WHAT TO KNOW
Once you are under contract, the buyer’s lender will send out an appraiser to make sure the purchase price is in line with the property’s value.
Appraisals
help guide mortgage terms.
The
appraised value of a home is an important factor in the loan underwriting
process. Although lenders may use the sale price to determine the amount of the
mortgage they will offer, they generally only do so when the property is sold
for less than the appraisal amount. Also, the loan-to-value ratio is based on
the appraised value and helps lenders figure out how much money may be borrowed
to purchase the property and under what terms. If the LTV is high, the lender
is more likely to require the borrower to purchase private mortgage insurance.
Appraised
value is not a concrete number.
Appraisals provide a professional opinion of value, but they aren’t an exact
science. Appraisals may differ quite a bit depending on when they’re done and
who’s doing them. Changes
in market conditions also can dramatically alter appraised value.
Appraised
value doesn’t represent the whole picture of home prices.
There are special considerations that appraised value doesn’t take into
account, such as the need to sell rapidly.
Appraisers use data from the recent past.

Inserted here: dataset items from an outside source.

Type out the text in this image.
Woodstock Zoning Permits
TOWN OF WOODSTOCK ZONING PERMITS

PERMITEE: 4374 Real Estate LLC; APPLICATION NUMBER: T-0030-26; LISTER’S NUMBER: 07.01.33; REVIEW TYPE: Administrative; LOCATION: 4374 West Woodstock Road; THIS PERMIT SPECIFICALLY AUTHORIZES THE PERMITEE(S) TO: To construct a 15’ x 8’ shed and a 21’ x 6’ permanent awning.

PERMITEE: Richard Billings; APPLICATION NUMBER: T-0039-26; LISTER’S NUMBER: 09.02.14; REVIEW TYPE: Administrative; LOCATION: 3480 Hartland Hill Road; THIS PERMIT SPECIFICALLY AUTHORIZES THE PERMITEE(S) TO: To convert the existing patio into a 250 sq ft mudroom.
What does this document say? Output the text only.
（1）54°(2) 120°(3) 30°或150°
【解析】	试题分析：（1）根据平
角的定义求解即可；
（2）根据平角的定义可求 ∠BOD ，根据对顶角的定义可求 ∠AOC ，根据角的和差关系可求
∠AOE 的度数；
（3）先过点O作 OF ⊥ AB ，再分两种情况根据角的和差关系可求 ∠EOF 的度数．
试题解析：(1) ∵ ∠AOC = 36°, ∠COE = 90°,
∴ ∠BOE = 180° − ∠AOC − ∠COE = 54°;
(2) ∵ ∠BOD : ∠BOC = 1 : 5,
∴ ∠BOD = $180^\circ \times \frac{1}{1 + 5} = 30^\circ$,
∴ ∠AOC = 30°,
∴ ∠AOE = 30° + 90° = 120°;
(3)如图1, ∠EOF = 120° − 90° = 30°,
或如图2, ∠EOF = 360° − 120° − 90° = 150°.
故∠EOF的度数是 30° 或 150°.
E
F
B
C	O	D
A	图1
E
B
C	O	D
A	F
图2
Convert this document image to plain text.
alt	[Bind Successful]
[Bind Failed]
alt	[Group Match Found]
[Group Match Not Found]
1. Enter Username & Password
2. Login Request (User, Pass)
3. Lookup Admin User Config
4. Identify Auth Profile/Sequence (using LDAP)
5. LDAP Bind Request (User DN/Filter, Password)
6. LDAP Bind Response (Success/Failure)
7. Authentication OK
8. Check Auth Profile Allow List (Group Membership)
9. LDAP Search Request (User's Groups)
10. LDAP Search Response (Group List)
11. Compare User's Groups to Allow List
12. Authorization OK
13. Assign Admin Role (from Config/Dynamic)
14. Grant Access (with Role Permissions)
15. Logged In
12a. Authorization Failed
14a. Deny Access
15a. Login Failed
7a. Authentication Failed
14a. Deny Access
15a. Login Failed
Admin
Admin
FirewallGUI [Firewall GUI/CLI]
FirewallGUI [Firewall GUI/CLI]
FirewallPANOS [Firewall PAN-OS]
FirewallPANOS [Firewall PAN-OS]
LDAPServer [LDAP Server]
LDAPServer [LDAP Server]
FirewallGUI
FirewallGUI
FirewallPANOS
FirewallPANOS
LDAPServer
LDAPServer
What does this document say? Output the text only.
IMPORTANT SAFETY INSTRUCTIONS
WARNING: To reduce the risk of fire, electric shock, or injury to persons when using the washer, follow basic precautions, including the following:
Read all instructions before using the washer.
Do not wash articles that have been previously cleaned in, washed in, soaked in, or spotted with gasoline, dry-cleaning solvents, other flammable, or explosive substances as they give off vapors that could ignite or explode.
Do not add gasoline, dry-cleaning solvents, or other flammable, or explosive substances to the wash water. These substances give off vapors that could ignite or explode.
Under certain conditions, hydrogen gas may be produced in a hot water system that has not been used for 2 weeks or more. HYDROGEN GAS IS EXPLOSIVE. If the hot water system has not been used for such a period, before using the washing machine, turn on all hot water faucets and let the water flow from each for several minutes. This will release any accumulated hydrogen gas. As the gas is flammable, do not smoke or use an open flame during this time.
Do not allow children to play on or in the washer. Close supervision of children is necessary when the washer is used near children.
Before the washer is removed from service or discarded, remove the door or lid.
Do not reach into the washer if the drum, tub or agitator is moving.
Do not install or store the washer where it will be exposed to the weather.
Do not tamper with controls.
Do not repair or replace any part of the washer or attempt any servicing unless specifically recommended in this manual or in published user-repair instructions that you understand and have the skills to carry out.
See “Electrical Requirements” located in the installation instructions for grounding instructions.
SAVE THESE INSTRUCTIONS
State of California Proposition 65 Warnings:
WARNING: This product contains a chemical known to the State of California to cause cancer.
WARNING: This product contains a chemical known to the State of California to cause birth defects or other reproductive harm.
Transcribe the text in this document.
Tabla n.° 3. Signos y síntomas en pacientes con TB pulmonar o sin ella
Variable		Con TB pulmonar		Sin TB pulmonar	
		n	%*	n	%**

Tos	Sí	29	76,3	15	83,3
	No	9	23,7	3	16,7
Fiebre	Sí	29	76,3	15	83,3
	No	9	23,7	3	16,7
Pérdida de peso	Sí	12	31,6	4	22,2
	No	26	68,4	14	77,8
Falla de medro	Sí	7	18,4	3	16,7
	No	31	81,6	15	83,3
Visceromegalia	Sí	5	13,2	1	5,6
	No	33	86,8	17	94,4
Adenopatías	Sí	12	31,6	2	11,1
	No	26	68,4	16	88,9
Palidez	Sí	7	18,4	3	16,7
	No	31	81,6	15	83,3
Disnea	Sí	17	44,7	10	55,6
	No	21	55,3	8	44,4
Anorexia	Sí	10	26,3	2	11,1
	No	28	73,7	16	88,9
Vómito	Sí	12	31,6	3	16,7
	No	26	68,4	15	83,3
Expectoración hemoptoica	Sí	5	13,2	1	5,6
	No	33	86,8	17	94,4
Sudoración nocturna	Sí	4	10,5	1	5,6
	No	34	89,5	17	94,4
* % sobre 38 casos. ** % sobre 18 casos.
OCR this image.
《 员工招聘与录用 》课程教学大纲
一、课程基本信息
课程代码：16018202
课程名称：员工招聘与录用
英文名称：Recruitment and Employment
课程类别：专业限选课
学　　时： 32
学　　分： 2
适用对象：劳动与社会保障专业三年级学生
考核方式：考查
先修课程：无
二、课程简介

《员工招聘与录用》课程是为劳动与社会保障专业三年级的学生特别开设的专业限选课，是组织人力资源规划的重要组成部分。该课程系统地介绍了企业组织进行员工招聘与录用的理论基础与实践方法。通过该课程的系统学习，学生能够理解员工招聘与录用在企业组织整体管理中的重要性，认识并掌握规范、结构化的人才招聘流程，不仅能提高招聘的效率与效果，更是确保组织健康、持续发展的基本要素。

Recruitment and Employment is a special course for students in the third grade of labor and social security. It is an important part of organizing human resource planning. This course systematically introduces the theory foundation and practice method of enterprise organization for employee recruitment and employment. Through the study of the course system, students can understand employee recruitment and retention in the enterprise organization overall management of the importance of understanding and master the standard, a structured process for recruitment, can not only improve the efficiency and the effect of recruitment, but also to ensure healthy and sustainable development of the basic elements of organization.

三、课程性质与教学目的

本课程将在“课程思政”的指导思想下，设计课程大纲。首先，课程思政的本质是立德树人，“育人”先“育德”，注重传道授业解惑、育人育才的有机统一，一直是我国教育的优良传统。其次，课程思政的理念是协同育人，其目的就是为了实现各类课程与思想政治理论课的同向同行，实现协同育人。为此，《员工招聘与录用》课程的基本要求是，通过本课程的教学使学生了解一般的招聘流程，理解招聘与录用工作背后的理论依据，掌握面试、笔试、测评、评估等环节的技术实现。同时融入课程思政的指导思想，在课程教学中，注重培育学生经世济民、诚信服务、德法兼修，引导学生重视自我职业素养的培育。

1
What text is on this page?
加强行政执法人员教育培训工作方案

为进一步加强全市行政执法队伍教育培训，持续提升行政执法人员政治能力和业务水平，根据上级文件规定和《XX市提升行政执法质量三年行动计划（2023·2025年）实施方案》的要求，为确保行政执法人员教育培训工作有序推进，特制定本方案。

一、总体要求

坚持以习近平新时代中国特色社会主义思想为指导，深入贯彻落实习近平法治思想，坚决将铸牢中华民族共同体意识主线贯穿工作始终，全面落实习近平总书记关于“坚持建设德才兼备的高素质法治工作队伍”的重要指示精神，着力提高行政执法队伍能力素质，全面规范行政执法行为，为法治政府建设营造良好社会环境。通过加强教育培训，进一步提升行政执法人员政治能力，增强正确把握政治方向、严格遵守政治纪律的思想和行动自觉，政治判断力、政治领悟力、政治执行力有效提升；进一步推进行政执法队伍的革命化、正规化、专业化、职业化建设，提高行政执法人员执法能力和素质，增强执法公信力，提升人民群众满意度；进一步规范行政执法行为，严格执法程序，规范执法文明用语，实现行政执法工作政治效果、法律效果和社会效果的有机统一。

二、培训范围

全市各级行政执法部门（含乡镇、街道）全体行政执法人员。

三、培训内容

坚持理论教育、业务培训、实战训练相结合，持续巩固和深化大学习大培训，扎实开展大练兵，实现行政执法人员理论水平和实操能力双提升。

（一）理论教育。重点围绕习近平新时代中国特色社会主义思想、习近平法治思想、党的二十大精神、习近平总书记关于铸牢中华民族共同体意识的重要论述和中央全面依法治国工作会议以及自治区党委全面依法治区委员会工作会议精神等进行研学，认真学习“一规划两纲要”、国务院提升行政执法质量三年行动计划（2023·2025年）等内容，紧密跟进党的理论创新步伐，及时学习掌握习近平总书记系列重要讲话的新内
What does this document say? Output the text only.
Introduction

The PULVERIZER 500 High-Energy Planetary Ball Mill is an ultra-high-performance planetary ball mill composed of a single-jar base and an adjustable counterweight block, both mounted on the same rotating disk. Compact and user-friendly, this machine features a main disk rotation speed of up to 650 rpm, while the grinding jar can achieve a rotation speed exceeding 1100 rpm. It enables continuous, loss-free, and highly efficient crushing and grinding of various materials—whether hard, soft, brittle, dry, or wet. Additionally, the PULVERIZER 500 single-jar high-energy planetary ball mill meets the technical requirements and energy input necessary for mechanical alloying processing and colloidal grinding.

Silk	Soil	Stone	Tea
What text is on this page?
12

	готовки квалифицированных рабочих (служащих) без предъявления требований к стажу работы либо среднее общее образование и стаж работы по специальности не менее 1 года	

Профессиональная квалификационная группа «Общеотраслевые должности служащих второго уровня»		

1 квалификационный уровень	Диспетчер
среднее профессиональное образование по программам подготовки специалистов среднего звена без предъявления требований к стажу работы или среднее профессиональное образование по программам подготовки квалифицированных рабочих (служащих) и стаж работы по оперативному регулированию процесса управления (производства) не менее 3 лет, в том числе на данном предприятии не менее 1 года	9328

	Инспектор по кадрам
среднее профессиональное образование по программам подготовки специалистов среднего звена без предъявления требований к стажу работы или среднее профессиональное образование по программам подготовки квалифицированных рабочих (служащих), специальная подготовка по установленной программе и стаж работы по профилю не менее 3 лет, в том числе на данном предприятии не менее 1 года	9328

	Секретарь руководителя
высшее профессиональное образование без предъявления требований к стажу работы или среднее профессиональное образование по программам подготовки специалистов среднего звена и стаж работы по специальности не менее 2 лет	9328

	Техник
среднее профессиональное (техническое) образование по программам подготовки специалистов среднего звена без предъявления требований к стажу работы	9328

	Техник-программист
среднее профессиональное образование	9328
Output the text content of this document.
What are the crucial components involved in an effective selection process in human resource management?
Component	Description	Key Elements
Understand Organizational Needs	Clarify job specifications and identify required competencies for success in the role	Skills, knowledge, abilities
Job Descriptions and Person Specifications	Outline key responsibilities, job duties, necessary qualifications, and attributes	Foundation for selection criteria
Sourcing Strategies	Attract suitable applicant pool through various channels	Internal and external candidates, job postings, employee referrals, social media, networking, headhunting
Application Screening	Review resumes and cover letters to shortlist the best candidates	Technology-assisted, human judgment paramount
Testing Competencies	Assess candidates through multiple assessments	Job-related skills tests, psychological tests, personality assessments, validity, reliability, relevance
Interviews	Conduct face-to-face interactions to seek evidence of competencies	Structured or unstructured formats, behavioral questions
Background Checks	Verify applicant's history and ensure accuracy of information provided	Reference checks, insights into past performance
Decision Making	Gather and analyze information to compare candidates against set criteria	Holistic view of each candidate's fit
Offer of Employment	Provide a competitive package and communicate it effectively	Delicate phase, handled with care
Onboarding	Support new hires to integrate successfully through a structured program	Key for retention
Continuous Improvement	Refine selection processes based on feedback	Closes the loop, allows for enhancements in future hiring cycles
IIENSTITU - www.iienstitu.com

Appraisals are often considered somewhat backward looking, because they use sold data from comparable properties (often nicknamed “comps”) to help come up with a reasonable price.
There are uses for appraised value outside of the purchase process.
For selling purposes, appraisals are usually used to determine market value or factor into the pricing equation. But other appraisals are used to determine insurance value, replacement value, and assessed value for property tax purposes.